Some researchers hypothesize that prenatal infections may play a role as well. At least two research teams--one including Mignot and the other led by Harsh--have established a connection between birth month and narcolepsy: the disorder is unusually common among people born in March and disproportionately rare in people born in September. Other neurological disorders follow similar patterns; multiple sclerosis clusters among people born between March and July, whereas epilepsy springs up more often among those born between December and March. Such patterns may result if infections that spur the development of neurological disorders during a certain stage of pregnancy are more likely during some times of year than others.
Preventing narcolepsy is probably an impractical goal. But medicine can help patients cope. Currently many narcoleptics take amphetaminelike stimulants to combat daytime sleepiness. Some require antidepressants to treat cataplexy and dreamlike hallucinations. Doctors also often prescribe behavioral interventions such as scheduling naps during a patient's sleepiest times.

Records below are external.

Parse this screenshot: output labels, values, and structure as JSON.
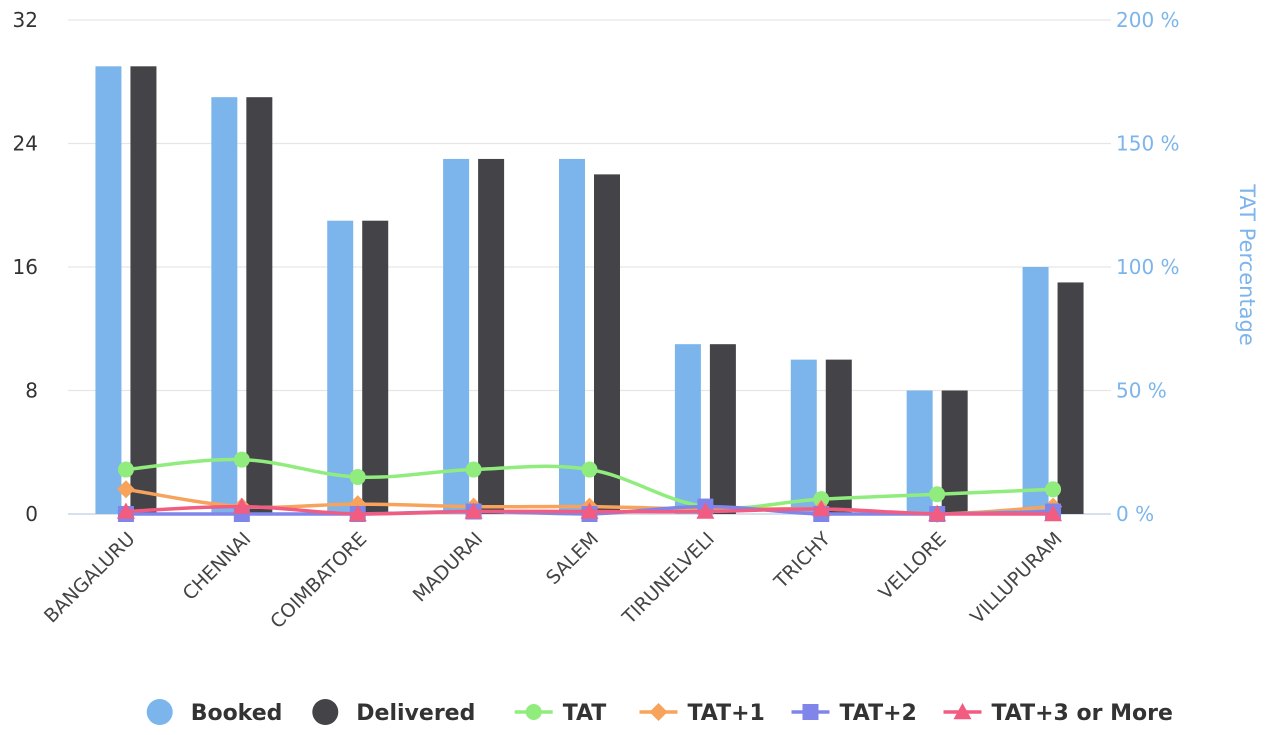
{
  "chart_data": {
    "type": "bar",
    "categories": [
      "BANGALURU",
      "CHENNAI",
      "COIMBATORE",
      "MADURAI",
      "SALEM",
      "TIRUNELVELI",
      "TRICHY",
      "VELLORE",
      "VILLUPURAM"
    ],
    "left_axis": {
      "ylim": [
        0,
        32
      ],
      "ticks": [
        0,
        8,
        16,
        24,
        32
      ],
      "tick_labels": [
        "0",
        "8",
        "16",
        "24",
        "32"
      ],
      "title": ""
    },
    "right_axis": {
      "ylim": [
        0,
        200
      ],
      "ticks": [
        0,
        50,
        100,
        150,
        200
      ],
      "tick_labels": [
        "0 %",
        "50 %",
        "100 %",
        "150 %",
        "200 %"
      ],
      "title": "TAT Percentage"
    },
    "series": [
      {
        "name": "Booked",
        "kind": "bar",
        "axis": "left",
        "color": "#7cb5ec",
        "values": [
          29,
          27,
          19,
          23,
          23,
          11,
          10,
          8,
          16
        ]
      },
      {
        "name": "Delivered",
        "kind": "bar",
        "axis": "left",
        "color": "#434348",
        "values": [
          29,
          27,
          19,
          23,
          22,
          11,
          10,
          8,
          15
        ]
      },
      {
        "name": "TAT",
        "kind": "line",
        "marker": "circle",
        "axis": "right",
        "color": "#90ed7d",
        "values": [
          18,
          22,
          15,
          18,
          18,
          3,
          6,
          8,
          10
        ]
      },
      {
        "name": "TAT+1",
        "kind": "line",
        "marker": "diamond",
        "axis": "right",
        "color": "#f7a35c",
        "values": [
          10,
          3,
          4,
          3,
          3,
          2,
          2,
          0,
          3
        ]
      },
      {
        "name": "TAT+2",
        "kind": "line",
        "marker": "square",
        "axis": "right",
        "color": "#8085e9",
        "values": [
          0,
          0,
          0,
          1,
          0,
          3,
          0,
          0,
          1
        ]
      },
      {
        "name": "TAT+3 or More",
        "kind": "line",
        "marker": "triangle",
        "axis": "right",
        "color": "#f15c80",
        "values": [
          1,
          3,
          0,
          1,
          1,
          1,
          2,
          0,
          0
        ]
      }
    ],
    "grid": true,
    "legend": "bottom-center"
  }
}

Such remedies target symptoms, however, rather than the cause of the disorder, and the drugs are not without side effects.
Researchers hope that the discovery of hypocretin and its role in the disorder will lead to important new medications. Some say that the best approach most likely will be the replacement of missing hypocretin, although getting the molecule--or something like it--into the brain is a formidable challenge. Hypocretins are unstable molecules. They easily disintegrate in the bloodstream and digestive tract, so simply injecting or swallowing them will not be effective.
For now, Schmitt works around his narcolepsy. He can generally stay awake through the morning to teach. Then he divides up afternoons and evenings to accommodate his unusual napping needs. As a consequence, he may find himself wide awake at 3 A.M., sitting at his desk, correcting papers. "I have made my peace with my school," he says. And the school has made peace with its math teacher's sleep.